Fill this in after installation -- the more context you provide, the more personalized the agent's responses will be.
HEARTBEAT.md
A checklist of proactive tasks for the heartbeat system. Each item is something the agent should check on periodically. See Scheduler and Heartbeat.
Known Issues and Limitations
Claude Code CLI System Prompt
The Claude Code CLI (claude -p) is designed as a coding assistant and applies its own internal system prompt. Custom system prompts passed via --system-prompt are appended but do not override the built-in behavior.
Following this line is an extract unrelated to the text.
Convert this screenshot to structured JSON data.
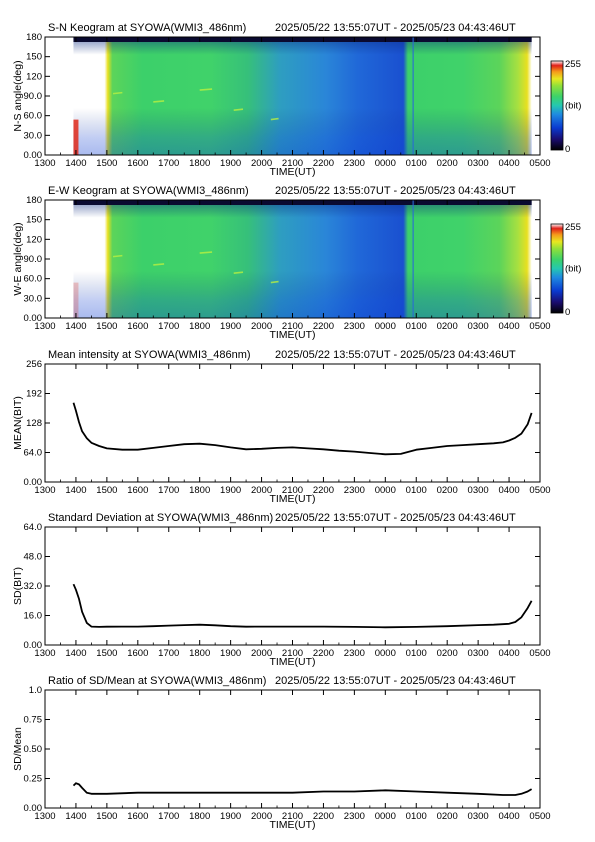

This means:
- The
SOUL.mdpersonality may not be followed reliably. - Tool-use instructions may be ignored or overridden.
- The agent may behave more like a coding assistant than a personal assistant.
Workaround: Use Claude models through OpenRouter instead of the CLI. OpenRouter provides standard API access to Claude with full system prompt control.
Claude Code CLI Does Not Support Streaming
The Claude Code CLI integration uses subprocess.Popen with communicate(), which means the entire response is collected before being displayed. There is no token-by-token streaming for Claude CLI responses. OpenRouter, Ollama, and LM Studio all support true streaming.
Claude Code CLI Tool Calling
Tool calling is not supported through the Claude Code CLI path. The --tools "" flag is passed to disable Claude Code's built-in tools, and CheddahBot's own tools are described in the system prompt rather than via function-calling schema. This makes tool use unreliable with the CLI backend. Again, OpenRouter is the recommended provider for full tool support.
Embedding Model Download
The first time the memory system initializes, it downloads the all-MiniLM-L6-v2 sentence-transformer model (approximately 80 MB). This requires an internet connection and may take a moment. Subsequent starts use the cached model.
If sentence-transformers is not installed, the memory system falls back to keyword-based search. Semantic search will not be available but everything else works.
Shell Command Safety
The shell tool blocks a set of known dangerous command patterns, but it is not a full sandbox. Commands run with the same permissions as the CheddahBot process. Exercise caution with the run_command tool, especially on production machines.
Conversation Context Window
The system keeps the most recent 50 messages (configurable via memory.max_context_messages) in the LLM context window. Older messages are summarized and moved to the daily log when the count exceeds flush_threshold (default 40). Very long conversations may lose fine-grained detail from earlier messages.
Single Conversation at a Time
The agent maintains one active conversation at a time in memory. You can start a new chat (which creates a new conversation in the database) and browse past conversations in the history panel, but there is no multi-user or multi-session support.
Local Model Limitations
Ollama and LM Studio models vary widely in their ability to follow tool-calling schemas. Smaller models may not reliably use tools. For best results with local models, use models that are known to support function calling (e.g., Llama 3.1+ instruct variants).